The second article I wrote about ARVO 2018.

CRF Special Interest Group at ARVO 2018

The CRF organized and hosted a special session at the annual meeting of the Association for Research in Vision and Ophthalmology (ARVO) to discuss Choroideremia. This special session, organized by CRF president Dr. Chris Moen, was attended by over 100 researchers and clinicians. The discussion featured a panel consisting of Dr. Jacque Duncan, Dr. David Birch, Dr. Ian MacDonald, Dr. Robert MacLaren, and Randy Wheelock, and was moderated by Dr. Mark Pennesi. The inclusion of a patient representative, Randy Wheelock, on a panel at ARVO shows that the organization is taking steps to further include patients in the conversation about treatments and the goals of those treatments. Short talks were given by each panelist as a jumping off point for the main discussion. The question at hand was “What are the most reliable and meaningful measurements to use in patients with Choroideremia to determine the success of a clinical trial?” The discussion was nuanced with the upsides and drawbacks for different techniques brought up.

Clinical Endpoints

The current primary measurement that has been used in clinical trials is visual acuity (how many letters you can read on an eye chart.) This has proved especially useful when treating older men with more severe vision loss. Because their visual acuity is less than 20/20, improvements can be measured and the untreated eye usually loses some acuity over the measurement period. This measurement has also been historically accepted by the FDA, so there isn’t a need to validate a new protocol. The downside of using visual acuity as a measurement should be obvious to anyone with CHM or with a family member affected by CHM. The first and main cause of disability is the loss of peripheral vision, which begins to deteriorate early on in life. The eventual loss of visual acuity is also catastrophic, but this occurs much later in life. If clinical trials are going to accept younger patients with good (close to 20/20) visual acuity then researchers will need another technique to measure the effectiveness of a therapy. The general consensus was that visual acuity can’t continue to be the one and only clinical trial endpoint, while Dr. MacLaren emphasized its importance in moving current clinical trials forward. He encouraged researchers to not lose focus of the goal of moving the treatment through clinical trials and into patients.

Randy Wheelock, science advisor to the CRF, has long been a champion of using anatomic endpoints in clinical trials. Anatomic endpoints can be measured using specialized cameras to image the retina and determine what areas are healthy and what areas have died. This is an objective way to measure the effectiveness of treatments, but it doesn’t come without its limitations. Areas of healthy retina correlate with vision (since you can’t see without a retina) so if the retina is preserved then vision should be preserved as well. There are advanced techniques, called adaptive optics, which enables researchers to images individual cells and determine how many remain. This specific technique is limited by availability and uniformity, since there are only a handful of these systems in the US, and they are mostly custom built.

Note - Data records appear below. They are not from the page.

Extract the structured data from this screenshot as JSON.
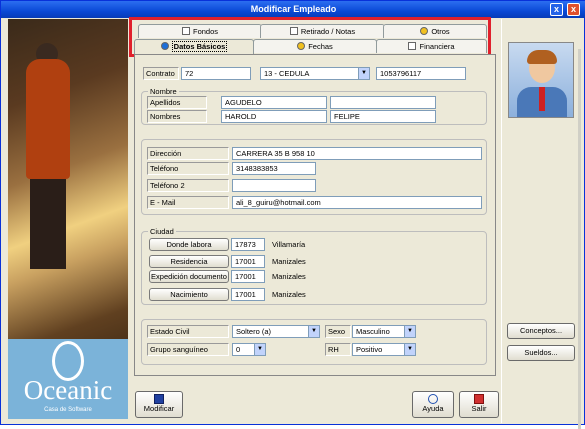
{
  "window": {
    "title": "Modificar Empleado",
    "close_label": "x",
    "close2_label": "x"
  },
  "tabs": {
    "row1": [
      "Fondos",
      "Retirado / Notas",
      "Otros"
    ],
    "row2": [
      "Datos Básicos",
      "Fechas",
      "Financiera"
    ]
  },
  "contract": {
    "label": "Contrato",
    "value": "72",
    "id_type": "13 - CEDULA",
    "id_number": "1053796117"
  },
  "name": {
    "group": "Nombre",
    "surname_label": "Apellidos",
    "surname1": "AGUDELO",
    "surname2": "",
    "names_label": "Nombres",
    "name1": "HAROLD",
    "name2": "FELIPE"
  },
  "contact": {
    "address_label": "Dirección",
    "address": "CARRERA 35 B 958 10",
    "phone_label": "Teléfono",
    "phone": "3148383853",
    "phone2_label": "Teléfono 2",
    "phone2": "",
    "email_label": "E - Mail",
    "email": "ali_8_guiru@hotmail.com"
  },
  "city": {
    "group": "Ciudad",
    "rows": [
      {
        "button": "Donde labora",
        "code": "17873",
        "name": "Villamaría"
      },
      {
        "button": "Residencia",
        "code": "17001",
        "name": "Manizales"
      },
      {
        "button": "Expedición documento",
        "code": "17001",
        "name": "Manizales"
      },
      {
        "button": "Nacimiento",
        "code": "17001",
        "name": "Manizales"
      }
    ]
  },
  "misc": {
    "civil_label": "Estado Civil",
    "civil": "Soltero (a)",
    "sex_label": "Sexo",
    "sex": "Masculino",
    "blood_label": "Grupo sanguíneo",
    "blood": "0",
    "rh_label": "RH",
    "rh": "Positivo"
  },
  "buttons": {
    "modify": "Modificar",
    "help": "Ayuda",
    "exit": "Salir",
    "concepts": "Conceptos...",
    "salaries": "Sueldos..."
  },
  "logo": {
    "brand": "Oceanic",
    "tagline": "Casa de Software",
    "letter": "O"
  },
  "dropdown_glyph": "▼"
}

Another way to measure the progression of disease is to test the patient’s functional visual field. This is usually done by shinning a small light around a bowl and having the patient trigger when he can see the dot. This reveals the size and shape of the blind spots in a patient’s field of view. Over time these blind spots increase in size and tunnel vision develops, so researchers should be able to see if a therapy halts this progression.

Anatomic measurements and visual field tests are great tool, but they are not without their limitations which were discussed. If the same person was tested multiple days in a row there is a substantial amount of variability. The visual field test is somewhat subjective and can fluctuate depending on how the patient is feeling. Additionally, if a subretinal injection is used to deliver a therapy some damage is likely to occur in the retina. If anatomical measurements are used, this surgery-induced loss of cells could cause the clinical trial to fail, even if the patient’s visual field is preserved and they have an increased quality of life.

These issues were discussed between panelists and audience members over the period of an hour. The discussion was open-ended and no consensus was reached, however it was still a very productive meeting. From a patient’s perspective, the attention that was given by all of these researchers on a rare disease was exciting to watch.